The table however is huge and has 150GB of data in production.
I am trying to run an extremely simple query

 SELECT 
            ts.id
        FROM task_statuses ts
        WHERE 
            ts.status IN ('succeeded', 'failed', 'cancelled') 
        ORDER BY ts.id, ts.updated_at desc LIMIT 1000

It keeps timing out in production. When I remove ORDER BY the query runs successfully. Since, I have index in id and udpated_at, I am not sure why order by is timing out.

explain analyse times out as well.

Here is the explain for the above query.

Limit  (cost=10651159.84..10651276.51 rows=1000 width=24)
  ->  Gather Merge  (cost=10651159.84..10744721.60 rows=801902 width=24)
        Workers Planned: 2
        ->  Sort  (cost=10650159.81..10651162.19 rows=400951 width=24)
              Sort Key: id, updated_at DESC
              ->  Parallel Seq Scan on task_statuses ts  (cost=0.00..10628176.10 rows=400951 width=24)
                    Filter: (status = ANY ('{succeeded,failed,cancelled}'::task_status[]))
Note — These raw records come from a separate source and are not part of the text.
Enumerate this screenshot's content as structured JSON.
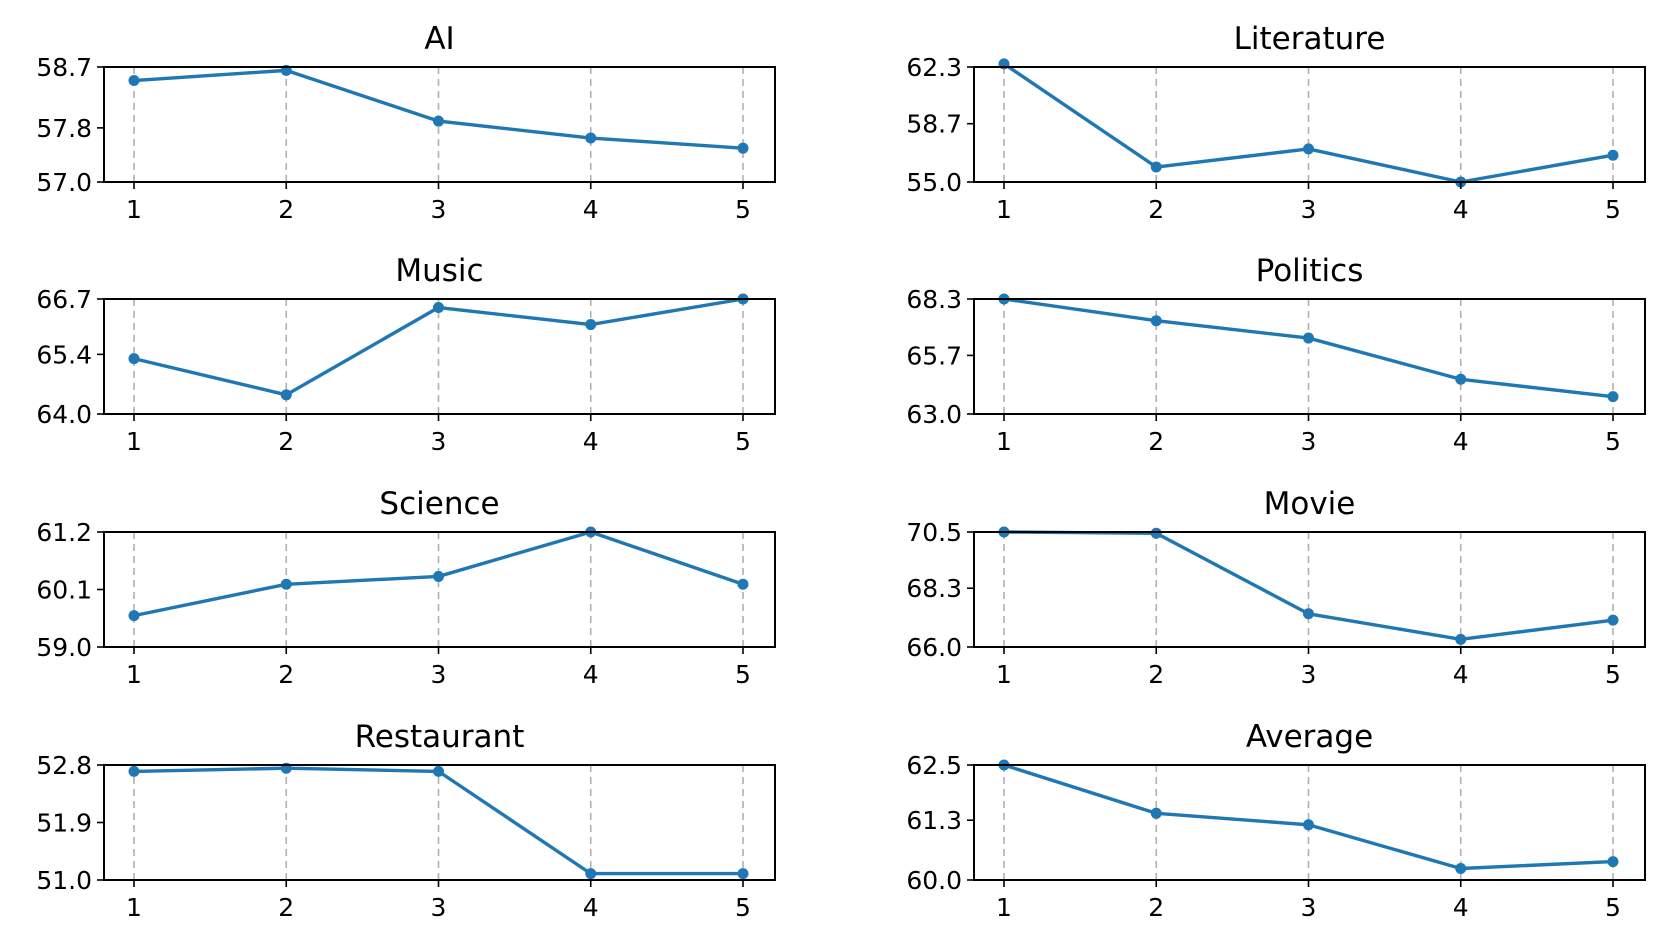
{
  "series_color": "#1f77b4",
  "chart_data": [
    {
      "type": "line",
      "title": "AI",
      "x": [
        1,
        2,
        3,
        4,
        5
      ],
      "values": [
        58.5,
        58.65,
        57.9,
        57.65,
        57.5
      ],
      "ylim": [
        57.0,
        58.7
      ],
      "yticks": [
        "57.0",
        "57.8",
        "58.7"
      ],
      "xticks": [
        "1",
        "2",
        "3",
        "4",
        "5"
      ],
      "grid": "x-dashed"
    },
    {
      "type": "line",
      "title": "Literature",
      "x": [
        1,
        2,
        3,
        4,
        5
      ],
      "values": [
        62.5,
        55.95,
        57.1,
        55.0,
        56.7
      ],
      "ylim": [
        55.0,
        62.3
      ],
      "yticks": [
        "55.0",
        "58.7",
        "62.3"
      ],
      "xticks": [
        "1",
        "2",
        "3",
        "4",
        "5"
      ],
      "grid": "x-dashed"
    },
    {
      "type": "line",
      "title": "Music",
      "x": [
        1,
        2,
        3,
        4,
        5
      ],
      "values": [
        65.3,
        64.45,
        66.5,
        66.1,
        66.7
      ],
      "ylim": [
        64.0,
        66.7
      ],
      "yticks": [
        "64.0",
        "65.4",
        "66.7"
      ],
      "xticks": [
        "1",
        "2",
        "3",
        "4",
        "5"
      ],
      "grid": "x-dashed"
    },
    {
      "type": "line",
      "title": "Politics",
      "x": [
        1,
        2,
        3,
        4,
        5
      ],
      "values": [
        68.3,
        67.3,
        66.5,
        64.6,
        63.8
      ],
      "ylim": [
        63.0,
        68.3
      ],
      "yticks": [
        "63.0",
        "65.7",
        "68.3"
      ],
      "xticks": [
        "1",
        "2",
        "3",
        "4",
        "5"
      ],
      "grid": "x-dashed"
    },
    {
      "type": "line",
      "title": "Science",
      "x": [
        1,
        2,
        3,
        4,
        5
      ],
      "values": [
        59.6,
        60.2,
        60.35,
        61.2,
        60.2
      ],
      "ylim": [
        59.0,
        61.2
      ],
      "yticks": [
        "59.0",
        "60.1",
        "61.2"
      ],
      "xticks": [
        "1",
        "2",
        "3",
        "4",
        "5"
      ],
      "grid": "x-dashed"
    },
    {
      "type": "line",
      "title": "Movie",
      "x": [
        1,
        2,
        3,
        4,
        5
      ],
      "values": [
        70.5,
        70.45,
        67.3,
        66.3,
        67.05
      ],
      "ylim": [
        66.0,
        70.5
      ],
      "yticks": [
        "66.0",
        "68.3",
        "70.5"
      ],
      "xticks": [
        "1",
        "2",
        "3",
        "4",
        "5"
      ],
      "grid": "x-dashed"
    },
    {
      "type": "line",
      "title": "Restaurant",
      "x": [
        1,
        2,
        3,
        4,
        5
      ],
      "values": [
        52.7,
        52.75,
        52.7,
        51.1,
        51.1
      ],
      "ylim": [
        51.0,
        52.8
      ],
      "yticks": [
        "51.0",
        "51.9",
        "52.8"
      ],
      "xticks": [
        "1",
        "2",
        "3",
        "4",
        "5"
      ],
      "grid": "x-dashed"
    },
    {
      "type": "line",
      "title": "Average",
      "x": [
        1,
        2,
        3,
        4,
        5
      ],
      "values": [
        62.5,
        61.45,
        61.2,
        60.25,
        60.4
      ],
      "ylim": [
        60.0,
        62.5
      ],
      "yticks": [
        "60.0",
        "61.3",
        "62.5"
      ],
      "xticks": [
        "1",
        "2",
        "3",
        "4",
        "5"
      ],
      "grid": "x-dashed"
    }
  ]
}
Query plan without order by:

Helpful links:

Suggestions or help would be much appreciated.

Best Answer

Your costs are on your WHERE predicate for ts.status. You can see in the explain it's doing a Seq Scan for 400,951 rows with a cost of 10,628,176.10.

While having an index that is based on the ORDER BY fields in a query can help performance with the sorting, generally you should focus more on indexing based on your predicates (JOIN, WHERE, and HAVING clauses) because it won't have to do a Sequential Scan rather it can use the index to scan or seek even.

In this case if you had an index on the status column instead, your performance would likely be better (regardless sorting on your ORDER BY clause).

The difference in performance you're currently seeing is probably a difference in query plan between when you use and remove the ORDER BY clause that happens to be more efficient altogether. If you ran an explain for the query without the ORDER BY clause, I'm sure you'd see different operations occuring. But again, proper indexing on the status field should give you consistency in performance, either way.